What is the Solution?
Simplifying the Organizational Structure
Health system administrators have responded to the growing complexity of health care by creating even more complex oganizational structures.3 The small hospital leadership team of fifty years ago has given way to large executive teams covering marketing, operations, compliance, finance, human resources, quality, safety, logistics, supply chain, information management, and patient relations to name just a few. This complexity has added administrative burden without a proportional improvement in patient outcomes.
The key to managing complexity is a combination of autonomy and cooperation. Front-line workers with the autonomy to make decisions are capable of implementing more effective solutions. But they also carry the responsibility to coordinate and cooperate with others in the hospital who may have a different focus but seek the same goal. A surgeon, for example, may know what resources are needed for an operation, but also has a responsibility to consider the cost of those resources and balance those needs with the demands of the entire health system. Combining autonomy and cooperation can lead to greater efficiency and reduce the need for managers and administrators.
Reign in Metrics and Regulations
Each year the government generates 3,500 to 4,800 new regulations with a cost estimated at $1.88 trillion.4 Many health care regulations have added administrative burden as hospitals must hire teams of attorneys and compliance professionals to adhere to those regulations. Regulations beget additional metrics necessary to assess compliance. The generation and analysis of those metrics is performed by administrators that divert resources away from frontline workers and patient care. The number and scope of regulations and their associated metrics must be curtailed. As an example, the Health Insurance Portability and Accountability Act (HIPAA) created a set of well-intended regulations designed to protect patients’ private medical information. Yet in restricting caregivers from sharing patient information it has resulted in fragmented, siloed care filled with repeated tests, metrics to monitor HIPAA compliance, and teams created to resolve potential breaches. Reducing regulations that obstruct care delivery and the associated metrics would free individual providers and health care systems to focus on appropriate and innovative patient care with less administrative burden.
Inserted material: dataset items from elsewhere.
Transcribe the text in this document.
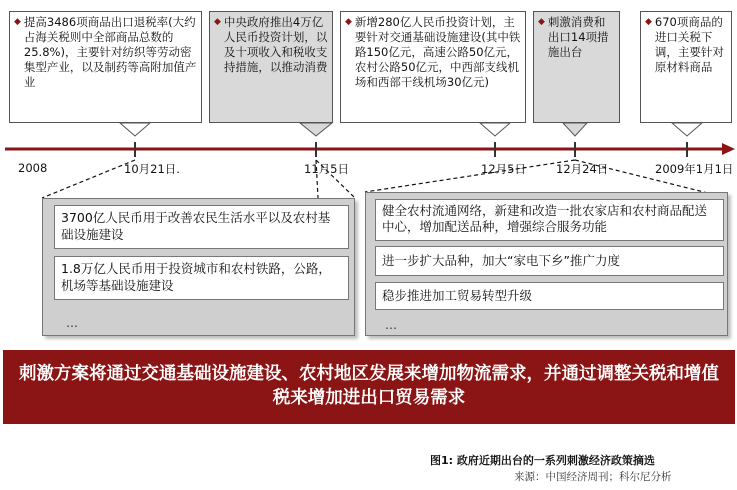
◆ 提高3486项商品出口退税率(大约占海关税则中全部商品总数的25.8%)，主要针对纺织等劳动密集型产业，以及制药等高附加值产业
◆ 中央政府推出4万亿人民币投资计划，以及十项收入和税收支持措施，以推动消费
◆ 新增280亿人民币投资计划，主要针对交通基础设施建设(其中铁路150亿元，高速公路50亿元，农村公路50亿元，中西部支线机场和西部干线机场30亿元)
◆ 刺激消费和出口14项措施出台
◆ 670项商品的进口关税下调，主要针对原材料商品
2008	10月21日.	11月5日	12月5日	12月24日	2009年1月1日
3700亿人民币用于改善农民生活水平以及农村基础设施建设
1.8万亿人民币用于投资城市和农村铁路，公路，机场等基础设施建设
…
健全农村流通网络，新建和改造一批农家店和农村商品配送中心，增加配送品种，增强综合服务功能
进一步扩大品种，加大“家电下乡”推广力度
稳步推进加工贸易转型升级
…
刺激方案将通过交通基础设施建设、农村地区发展来增加物流需求，并通过调整关税和增值税来增加进出口贸易需求
图1: 政府近期出台的一系列刺激经济政策摘选
来源：中国经济周刊；科尔尼分析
While health care delivery continues to increase in complexity, the growth of administrative complexity has resulted in higher costs, less autonomy, and a growing list of ineffective metrics. Streamlining the administrative complexity created over the past fifty years is a task unlikely to be taken up by health care administrators. As Upton Sinclair once wrote, “it is difficult to get a man to understand something when his salary depends on him not understanding it.” In this moment, for this generation, the challenge falls to providers to lead the effort and join with our administrative colleagues to deliver the best care in the most efficient manner possible.
- Cantlupe, Joe. “Expert Forum: The rise (and rise) of the healthcare administrator.” https://www.athenahealth.com/knowledge-hub/practice-management/expert-forum-rise-and-rise-healthcare-administrator. Accessed 11.2.20
- American Medical Association. “Trends in Healthcare Spending.” https://www.ama-assn.org/about/research/trends-health-care-spending, https://www.ama-assn.org/about/research/trends-health-care-spending. Accessed 11.2.20
- Morieux, Yves, and Peter Tollman. Six Simple Rules: How to Manage Complexity without Getting Complicated. Harvard Business Review, 2014.
- Tanner, Michael. The Inclusive Economy: How to Bring Wealth to America's Poor. Washington, DC: Cato Institute, 2018.